Моника дрожала, и вид у нее был такой встревоженный, что мадам Лербье забеспокоилась:
— Что с тобой? Я тебя провожу.
— Нет, нет, оставайся, — раздраженно сказала она, — я пришлю тебе автомобиль обратно. Ты проводишь Мишель после ужина. Я лягу спать! — И прибавила: — Это ничего, уверяю тебя. Маленький приступ лихорадки. Не беспокойтесь обо мне.
И, не прибавив больше ни слова, не взглянув на присутствующих, она запахнула манто и с поднятой головой вышла из зала.
Выйдя на улицу, она побрела, не разбирая дороги, в ночную тьму. Асфальт затвердел от мороза. Над головой широко раскинулось звездное небо. Светящиеся очертания города, яркие лучи горящих полным огнем уличных фонарей отбрасывали ночное зарево веселого пожара. Оживленная толпа все еще шумела на бульварах, как днем. Были еще освещены подъезды театров и ночных ресторанов. Потоки людей сталкивались и скрещивались… Но Она автоматически шла, как по пустыне, ничего не видя, ничего не слыша вокруг, в полном одиночестве. Буря, бушевавшая в ней, поглотила все ее существо.
Она была одна в центре обрушившегося мира.

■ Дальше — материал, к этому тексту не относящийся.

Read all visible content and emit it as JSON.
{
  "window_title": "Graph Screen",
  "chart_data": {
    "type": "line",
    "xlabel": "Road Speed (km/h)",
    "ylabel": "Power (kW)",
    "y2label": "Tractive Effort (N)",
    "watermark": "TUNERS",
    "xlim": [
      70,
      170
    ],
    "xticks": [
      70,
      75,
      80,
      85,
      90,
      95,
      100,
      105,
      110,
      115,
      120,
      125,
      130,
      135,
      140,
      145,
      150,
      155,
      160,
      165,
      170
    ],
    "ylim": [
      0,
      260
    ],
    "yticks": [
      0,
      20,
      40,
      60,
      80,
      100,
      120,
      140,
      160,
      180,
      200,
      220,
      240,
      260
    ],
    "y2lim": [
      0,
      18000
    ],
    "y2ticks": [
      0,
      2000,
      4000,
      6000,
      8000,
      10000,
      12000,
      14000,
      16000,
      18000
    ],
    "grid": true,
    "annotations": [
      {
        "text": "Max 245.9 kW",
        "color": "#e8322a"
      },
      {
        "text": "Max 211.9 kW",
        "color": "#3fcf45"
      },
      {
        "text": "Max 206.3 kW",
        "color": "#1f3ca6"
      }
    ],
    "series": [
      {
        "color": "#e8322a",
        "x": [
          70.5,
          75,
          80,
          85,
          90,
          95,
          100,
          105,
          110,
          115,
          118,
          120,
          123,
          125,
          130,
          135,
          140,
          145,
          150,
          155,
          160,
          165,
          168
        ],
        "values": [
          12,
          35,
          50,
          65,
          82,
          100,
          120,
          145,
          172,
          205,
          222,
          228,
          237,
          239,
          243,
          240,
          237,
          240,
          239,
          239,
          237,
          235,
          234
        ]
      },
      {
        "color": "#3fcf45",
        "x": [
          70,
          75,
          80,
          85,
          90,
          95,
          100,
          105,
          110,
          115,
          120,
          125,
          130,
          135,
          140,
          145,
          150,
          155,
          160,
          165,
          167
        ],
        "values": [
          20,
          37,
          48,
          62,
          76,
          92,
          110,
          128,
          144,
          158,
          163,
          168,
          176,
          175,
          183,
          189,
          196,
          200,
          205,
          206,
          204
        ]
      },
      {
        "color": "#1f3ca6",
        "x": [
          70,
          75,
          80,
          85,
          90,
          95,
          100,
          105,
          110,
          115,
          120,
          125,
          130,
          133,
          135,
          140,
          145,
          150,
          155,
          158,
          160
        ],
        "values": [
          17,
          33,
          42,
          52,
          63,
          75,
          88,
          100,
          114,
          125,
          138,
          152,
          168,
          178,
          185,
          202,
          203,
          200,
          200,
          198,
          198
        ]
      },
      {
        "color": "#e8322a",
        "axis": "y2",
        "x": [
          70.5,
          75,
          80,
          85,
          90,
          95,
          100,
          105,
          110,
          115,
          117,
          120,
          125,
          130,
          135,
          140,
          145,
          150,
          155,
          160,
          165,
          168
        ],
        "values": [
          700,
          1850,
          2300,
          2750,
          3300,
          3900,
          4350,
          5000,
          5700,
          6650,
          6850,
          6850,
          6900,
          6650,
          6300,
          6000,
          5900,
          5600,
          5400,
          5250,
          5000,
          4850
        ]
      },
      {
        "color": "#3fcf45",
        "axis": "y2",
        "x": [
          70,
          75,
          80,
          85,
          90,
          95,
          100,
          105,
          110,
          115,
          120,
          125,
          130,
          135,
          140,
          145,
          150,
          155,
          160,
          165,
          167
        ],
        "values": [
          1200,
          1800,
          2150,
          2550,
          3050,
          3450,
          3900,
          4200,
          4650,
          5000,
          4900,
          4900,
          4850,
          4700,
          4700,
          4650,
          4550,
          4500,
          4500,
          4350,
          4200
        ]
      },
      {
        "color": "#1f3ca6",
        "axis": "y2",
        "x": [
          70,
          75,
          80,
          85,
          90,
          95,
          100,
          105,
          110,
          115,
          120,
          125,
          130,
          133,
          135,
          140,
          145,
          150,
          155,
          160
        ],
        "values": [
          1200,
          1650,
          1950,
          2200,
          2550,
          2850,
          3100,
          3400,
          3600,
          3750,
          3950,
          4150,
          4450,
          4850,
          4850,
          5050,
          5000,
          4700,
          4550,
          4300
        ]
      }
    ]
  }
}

Моника старалась заставить себя рассуждать логически и пыталась овладеть собой. Но тотчас же беспощадное видение вставало перед глазами. Она ощущала только нестерпимую боль и какое-то отупение. Все в ней с грохотом рушилось. Под развалинами единственной мечты гибла и вера. Она была настолько подавлена всем случившимся, что ее уязвленная гордость еще молчала. Вся душа стала одной сплошной раной. Ей хотелось рыдать и кричать.

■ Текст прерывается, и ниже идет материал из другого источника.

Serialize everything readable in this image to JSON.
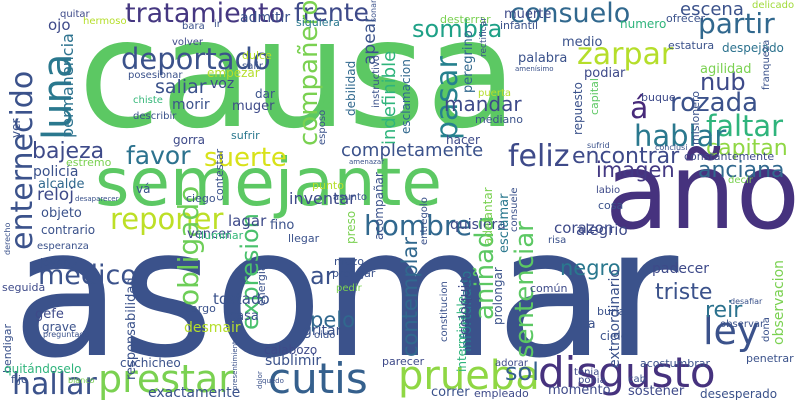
{
  "words": [
    {
      "text": "causa",
      "color": "#5cc863"
    },
    {
      "text": "asomar",
      "color": "#3b528b"
    },
    {
      "text": "semejante",
      "color": "#5cc863"
    },
    {
      "text": "año",
      "color": "#46327e"
    },
    {
      "text": "prestar",
      "color": "#7ad151"
    },
    {
      "text": "cutis",
      "color": "#35608d"
    },
    {
      "text": "prueba",
      "color": "#8fd744"
    },
    {
      "text": "disgusto",
      "color": "#46327e"
    },
    {
      "text": "enternecido",
      "color": "#3b528b"
    },
    {
      "text": "tratamiento",
      "color": "#453781"
    },
    {
      "text": "frente",
      "color": "#3e4a89"
    },
    {
      "text": "sombra",
      "color": "#1fa187"
    },
    {
      "text": "consuelo",
      "color": "#31688e"
    },
    {
      "text": "escena",
      "color": "#3b528b"
    },
    {
      "text": "partir",
      "color": "#31688e"
    },
    {
      "text": "deportado",
      "color": "#3b528b"
    },
    {
      "text": "zarpar",
      "color": "#b5de2b"
    },
    {
      "text": "luna",
      "color": "#2a788e"
    },
    {
      "text": "pasar",
      "color": "#26818e"
    },
    {
      "text": "compañero",
      "color": "#7ad151"
    },
    {
      "text": "rozada",
      "color": "#3b528b"
    },
    {
      "text": "faltar",
      "color": "#2fb47c"
    },
    {
      "text": "á",
      "color": "#472a7a"
    },
    {
      "text": "capitan",
      "color": "#8fd744"
    },
    {
      "text": "hablar",
      "color": "#2a788e"
    },
    {
      "text": "nub",
      "color": "#3e4a89"
    },
    {
      "text": "ley",
      "color": "#3b528b"
    },
    {
      "text": "anciana",
      "color": "#31688e"
    },
    {
      "text": "feliz",
      "color": "#3e4a89"
    },
    {
      "text": "encontrar",
      "color": "#3e4a89"
    },
    {
      "text": "imagen",
      "color": "#443983"
    },
    {
      "text": "favor",
      "color": "#2c728e"
    },
    {
      "text": "suerte",
      "color": "#d8e219"
    },
    {
      "text": "reponer",
      "color": "#bddf26"
    },
    {
      "text": "hombre",
      "color": "#31688e"
    },
    {
      "text": "ar",
      "color": "#3b528b"
    },
    {
      "text": "expresion",
      "color": "#4ac16d"
    },
    {
      "text": "obligado",
      "color": "#6ece58"
    },
    {
      "text": "hallar",
      "color": "#3b528b"
    },
    {
      "text": "sentenciar",
      "color": "#5cc863"
    },
    {
      "text": "contemplar",
      "color": "#31688e"
    },
    {
      "text": "negro",
      "color": "#2a788e"
    },
    {
      "text": "triste",
      "color": "#3b528b"
    },
    {
      "text": "reir",
      "color": "#2c728e"
    },
    {
      "text": "sol",
      "color": "#35608d"
    },
    {
      "text": "médico",
      "color": "#3b528b"
    },
    {
      "text": "pelo",
      "color": "#31688e"
    },
    {
      "text": "aniñada",
      "color": "#5cc863"
    },
    {
      "text": "mandar",
      "color": "#3e4a89"
    },
    {
      "text": "saliar",
      "color": "#3b528b"
    },
    {
      "text": "bajeza",
      "color": "#3e4a89"
    },
    {
      "text": "completamente",
      "color": "#3b528b"
    },
    {
      "text": "entenecido",
      "color": "#31688e"
    },
    {
      "text": "permanencia",
      "color": "#2c728e"
    },
    {
      "text": "indefinible",
      "color": "#2fb47c"
    },
    {
      "text": "apear",
      "color": "#3b528b"
    },
    {
      "text": "ojo",
      "color": "#3e4a89"
    },
    {
      "text": "quitar",
      "color": "#3e4a89"
    },
    {
      "text": "admitir",
      "color": "#3b528b"
    },
    {
      "text": "siquiera",
      "color": "#2a788e"
    },
    {
      "text": "infantil",
      "color": "#3b528b"
    },
    {
      "text": "muerte",
      "color": "#3e4a89"
    },
    {
      "text": "desterrar",
      "color": "#7ad151"
    },
    {
      "text": "delicado",
      "color": "#a0da39"
    },
    {
      "text": "ofrecer",
      "color": "#3b528b"
    },
    {
      "text": "numero",
      "color": "#2fb47c"
    },
    {
      "text": "despejado",
      "color": "#2c728e"
    },
    {
      "text": "estatura",
      "color": "#3b528b"
    },
    {
      "text": "agilidad",
      "color": "#7ad151"
    },
    {
      "text": "medio",
      "color": "#3b528b"
    },
    {
      "text": "palabra",
      "color": "#3b528b"
    },
    {
      "text": "podiar",
      "color": "#3e4a89"
    },
    {
      "text": "peregrino",
      "color": "#31688e"
    },
    {
      "text": "instructivo",
      "color": "#3b528b"
    },
    {
      "text": "esclamacion",
      "color": "#31688e"
    },
    {
      "text": "volver",
      "color": "#3e4a89"
    },
    {
      "text": "empezar",
      "color": "#b5de2b"
    },
    {
      "text": "salir",
      "color": "#3b528b"
    },
    {
      "text": "dulce",
      "color": "#b5de2b"
    },
    {
      "text": "voz",
      "color": "#3e4a89"
    },
    {
      "text": "posesionar",
      "color": "#3b528b"
    },
    {
      "text": "chiste",
      "color": "#35b779"
    },
    {
      "text": "morir",
      "color": "#3b528b"
    },
    {
      "text": "muger",
      "color": "#3e4a89"
    },
    {
      "text": "dar",
      "color": "#3b528b"
    },
    {
      "text": "debilidad",
      "color": "#31688e"
    },
    {
      "text": "repuesto",
      "color": "#3b528b"
    },
    {
      "text": "puerta",
      "color": "#b5de2b"
    },
    {
      "text": "mediano",
      "color": "#3b528b"
    },
    {
      "text": "capital",
      "color": "#5cc863"
    },
    {
      "text": "sufrir",
      "color": "#2a788e"
    },
    {
      "text": "hacer",
      "color": "#3e4a89"
    },
    {
      "text": "lagar",
      "color": "#3e4a89"
    },
    {
      "text": "fino",
      "color": "#3b528b"
    },
    {
      "text": "inventar",
      "color": "#3e4a89"
    },
    {
      "text": "quisiera",
      "color": "#3e4a89"
    },
    {
      "text": "corazon",
      "color": "#3e4a89"
    },
    {
      "text": "alegrio",
      "color": "#3e4a89"
    },
    {
      "text": "esclamar",
      "color": "#2a788e"
    },
    {
      "text": "infortunado",
      "color": "#2a788e"
    },
    {
      "text": "interminable",
      "color": "#2fb47c"
    },
    {
      "text": "extraordinario",
      "color": "#3b528b"
    },
    {
      "text": "padecer",
      "color": "#3e4a89"
    },
    {
      "text": "observacion",
      "color": "#7ad151"
    },
    {
      "text": "burla",
      "color": "#3b528b"
    },
    {
      "text": "alta",
      "color": "#3b528b"
    },
    {
      "text": "cielo",
      "color": "#3b528b"
    },
    {
      "text": "tenia",
      "color": "#3e4a89"
    },
    {
      "text": "ponia",
      "color": "#3e4a89"
    },
    {
      "text": "momento",
      "color": "#3e4a89"
    },
    {
      "text": "sostener",
      "color": "#3e4a89"
    },
    {
      "text": "desesperado",
      "color": "#3b528b"
    },
    {
      "text": "acostumbrar",
      "color": "#3b528b"
    },
    {
      "text": "exactamente",
      "color": "#3b528b"
    },
    {
      "text": "correr",
      "color": "#3b528b"
    },
    {
      "text": "empleado",
      "color": "#3e4a89"
    },
    {
      "text": "parecer",
      "color": "#3e4a89"
    },
    {
      "text": "adorar",
      "color": "#3e4a89"
    },
    {
      "text": "sublimir",
      "color": "#3b528b"
    },
    {
      "text": "gritar",
      "color": "#3b528b"
    },
    {
      "text": "calabozo",
      "color": "#3e4a89"
    },
    {
      "text": "cuchicheo",
      "color": "#3b528b"
    },
    {
      "text": "responsabilidad",
      "color": "#3b528b"
    },
    {
      "text": "gefe",
      "color": "#3e4a89"
    },
    {
      "text": "grave",
      "color": "#3b528b"
    },
    {
      "text": "bendigar",
      "color": "#3b528b"
    },
    {
      "text": "quitándoselo",
      "color": "#2fb47c"
    },
    {
      "text": "fijo",
      "color": "#3b528b"
    },
    {
      "text": "policía",
      "color": "#3b528b"
    },
    {
      "text": "alcalde",
      "color": "#31688e"
    },
    {
      "text": "reloj",
      "color": "#3e4a89"
    },
    {
      "text": "objeto",
      "color": "#3b528b"
    },
    {
      "text": "contrario",
      "color": "#3b528b"
    },
    {
      "text": "esperanza",
      "color": "#3b528b"
    },
    {
      "text": "jóven",
      "color": "#3b528b"
    },
    {
      "text": "seguida",
      "color": "#3e4a89"
    },
    {
      "text": "tostado",
      "color": "#3b528b"
    },
    {
      "text": "casa",
      "color": "#3b528b"
    },
    {
      "text": "cargo",
      "color": "#3b528b"
    },
    {
      "text": "desmair",
      "color": "#b5de2b"
    },
    {
      "text": "vencer",
      "color": "#3e4a89"
    },
    {
      "text": "iluminar",
      "color": "#35b779"
    },
    {
      "text": "llegar",
      "color": "#3b528b"
    },
    {
      "text": "mozo",
      "color": "#3b528b"
    },
    {
      "text": "protejar",
      "color": "#3b528b"
    },
    {
      "text": "energia",
      "color": "#3b528b"
    },
    {
      "text": "pedir",
      "color": "#7ad151"
    },
    {
      "text": "oido",
      "color": "#3b528b"
    },
    {
      "text": "coloquio",
      "color": "#3e4a89"
    },
    {
      "text": "constitucion",
      "color": "#3b528b"
    },
    {
      "text": "prolongar",
      "color": "#3b528b"
    },
    {
      "text": "común",
      "color": "#3e4a89"
    },
    {
      "text": "risa",
      "color": "#3b528b"
    },
    {
      "text": "adelantar",
      "color": "#7ad151"
    },
    {
      "text": "entregolo",
      "color": "#3b528b"
    },
    {
      "text": "consuele",
      "color": "#3b528b"
    },
    {
      "text": "labio",
      "color": "#3e4a89"
    },
    {
      "text": "cosa",
      "color": "#3b528b"
    },
    {
      "text": "constantemente",
      "color": "#3e4a89"
    },
    {
      "text": "contestar",
      "color": "#3b528b"
    },
    {
      "text": "punto",
      "color": "#b5de2b"
    },
    {
      "text": "asunto",
      "color": "#3b528b"
    },
    {
      "text": "estremo",
      "color": "#7ad151"
    },
    {
      "text": "ciego",
      "color": "#3b528b"
    },
    {
      "text": "gorra",
      "color": "#3e4a89"
    },
    {
      "text": "describir",
      "color": "#3b528b"
    },
    {
      "text": "ir",
      "color": "#3b528b"
    },
    {
      "text": "bara",
      "color": "#3b528b"
    },
    {
      "text": "hermoso",
      "color": "#b5de2b"
    },
    {
      "text": "franqueza",
      "color": "#3b528b"
    },
    {
      "text": "misionero",
      "color": "#3b528b"
    },
    {
      "text": "buque",
      "color": "#3e4a89"
    },
    {
      "text": "penetrar",
      "color": "#3b528b"
    },
    {
      "text": "observar",
      "color": "#3b528b"
    },
    {
      "text": "desafiar",
      "color": "#3b528b"
    },
    {
      "text": "dona",
      "color": "#3b528b"
    },
    {
      "text": "derecho",
      "color": "#3b528b"
    },
    {
      "text": "acompañar",
      "color": "#3b528b"
    },
    {
      "text": "preso",
      "color": "#7ad151"
    },
    {
      "text": "vá",
      "color": "#3b528b"
    },
    {
      "text": "ver",
      "color": "#3b528b"
    },
    {
      "text": "esposo",
      "color": "#3b528b"
    },
    {
      "text": "faccion",
      "color": "#5cc863"
    },
    {
      "text": "decir",
      "color": "#7ad151"
    },
    {
      "text": "cab",
      "color": "#3b528b"
    },
    {
      "text": "preguntado",
      "color": "#3b528b"
    },
    {
      "text": "conclusi",
      "color": "#3b528b"
    },
    {
      "text": "sufrid",
      "color": "#3b528b"
    },
    {
      "text": "amenísimo",
      "color": "#3b528b"
    },
    {
      "text": "rectificar",
      "color": "#3b528b"
    },
    {
      "text": "desaparecer",
      "color": "#3b528b"
    },
    {
      "text": "amenazar",
      "color": "#3b528b"
    },
    {
      "text": "presentimiento",
      "color": "#3b528b"
    },
    {
      "text": "quedo",
      "color": "#3b528b"
    },
    {
      "text": "dolor",
      "color": "#3b528b"
    },
    {
      "text": "blanco",
      "color": "#7ad151"
    },
    {
      "text": "sonar",
      "color": "#3b528b"
    }
  ]
}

Затем, в едва проснувшемся сознании остро кольнула боль несправедливо обиженного ребенка.
Возможно ли? За что? Как? В ее душе звучала еще нежная интонация Люсьена, там у Ритца. Еще сегодня утром он выражал сожаление, проклиная бельгийцев, вызвавших его по телефону… Он улыбался, прощаясь с ней, совершенно успокоенный ее обещанием вернуться домой тотчас же после театра, не заезжая в ресторан. Она спрашивала себя в наивности отчаяния: «И это после того, как я отдалась ему? За что же он меня бросил? Зачем?». Необъяснимая измена, непонятная ложь! Больше, может быть, чем от боли ее загубленной страсти, она страдала от такой фальши. Все ее существо было до краев переполнено страданием. Грубо вырвали чувство, которое она считала неотъемлемой частью жизни. Она страдала тем более жестоко, что в душе ее еще не зарубцевалась нежная рана их сближения. Но в то же время совершенно инстинктивно ей хотелось покончить раз и навсегда со всем тем, что еще так недавно было смыслом ее жизни и стало ампутированной частью души, мертвым телом, погибшей иллюзией.